Docker theory

Posted: June 08, 2019 - Updated: April 10, 2024

This article is about docker and the technologies it is built on. Mostly theory here. For more practical things read that.

The “Docker” keyword

Before diving into the docker world, lets clarify basics about what Docker is:

  1. Docker is a company
  2. Docker is a software. Actually two kind of it
    1. Docker CE (community edition)
    2. Docker EE (enterprise edition) The company develops the software and also build the infrastructure that people need around it.

What it is, and why we need this

The best description of what docker is: lightweight virtual machine.

It’s a common problem when developers create their software on their computer and so it can be run only on their computer. Years before some people uses fully-featured virtual machines to create isolated and clear environment for fighting that. Docker is about the same. Either host machine is a Windows PC, Linux laptop, dedicated server or virtual hosting, when the application run with docker, we can be sure the environment is the one we define.

There also exists a known “Matrix of hell” that show a wide variety of different systems and their different behavior on different hardware:

Matrix of hell

Also, there exists another problem: developers want to use the latest technologies like Haskel, Rust, Go, Microservices, Cassandra, Hadoop, etc. But server operations and security want to use the same tooling as they used before, something that is proven, works, and don’t require additional work to configure/secure.

And so docker allows combining wishes of both sides, it’s like an interaction contract.

Server operations have to care about only one thing. They have to support deploying containers. So they are satisfied. Developers are happy too. They can develop with whatever the fad of the day is and then just stick it into a container and throw it over the wall to operations.

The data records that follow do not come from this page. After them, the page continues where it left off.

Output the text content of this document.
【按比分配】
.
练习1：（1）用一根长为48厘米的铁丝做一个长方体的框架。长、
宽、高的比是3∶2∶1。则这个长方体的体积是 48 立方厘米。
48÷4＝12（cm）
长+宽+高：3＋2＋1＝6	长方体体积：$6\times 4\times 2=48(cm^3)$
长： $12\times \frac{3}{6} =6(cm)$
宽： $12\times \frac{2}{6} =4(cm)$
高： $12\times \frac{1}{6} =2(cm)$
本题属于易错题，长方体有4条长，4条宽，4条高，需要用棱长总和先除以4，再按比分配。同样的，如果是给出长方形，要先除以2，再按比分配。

So docker allows to solve this matrix in a very straightforward way:

Matrix solved

This is really cool approach we have nowadays. But before everything was different. Hosting has a long and very complex history. And that has an impact on the docker. I’m pretty sure we must overview some basics of hosting history for understanding what requirements and problems exist prior to docker.

Hosting history

First sites and services were hosted on office computers. Well, you can even imagine how many problems there were with this approach. Staring from “I accidentally turned it off” to real power supply stability issues. After, the DNS-providers starts providing additional service for hosting, as add-on service. And it’s a good point, as DNS-servers anyway must work 24/7 with extreme stability, so the companies running that knew well how to achieve this stability for sites and services of their users. Quite fast the specialization took the place and so appears entire data centers with dedicated computers (dedicated servers). Still, the prices for that were not flexible and because of usually low utilization of the server per user, the same computers start to sell to many people, of course with some isolation level between user’s data. These isolation requirements cause appearing and evolution of virtual server software. Another possible scenario those days was to buy physical server for own usage and put it to data-center. But that was way too expensive.

About virtual servers

The virtual servers are software that allows running another virtual/emulated computer as any regular application. And since computer is emulated, its environment is also emulated, and so running any programs in it will not harm your primary operating system(if you have one, as stepping a bit forward, I can say that there exists virtual servers that run directly on hardware and don’t require OS to be installed).

Hypervisor

The hypervisor, also referred to as Virtual Machine Manager (VMM), is what enables virtualization (running several operating systems on one physical computer). It allows the host computer to share its resources between VMs(link). There exists two types of hypervisor: native(or bare metal) and hosted.

Hypervisor types

Native hypervisor

The native hypervisor is installed right on top of the underlying machine’s hardware (so, in this case, there is no host OS, there are only guest OS’s). This is usually installed on a machine on which the whole purpose was to run many virtual machines. The hypervisor here has its own device drivers and interact with hardware directly. Such hypervisors are faster, simpler, and hence more stable.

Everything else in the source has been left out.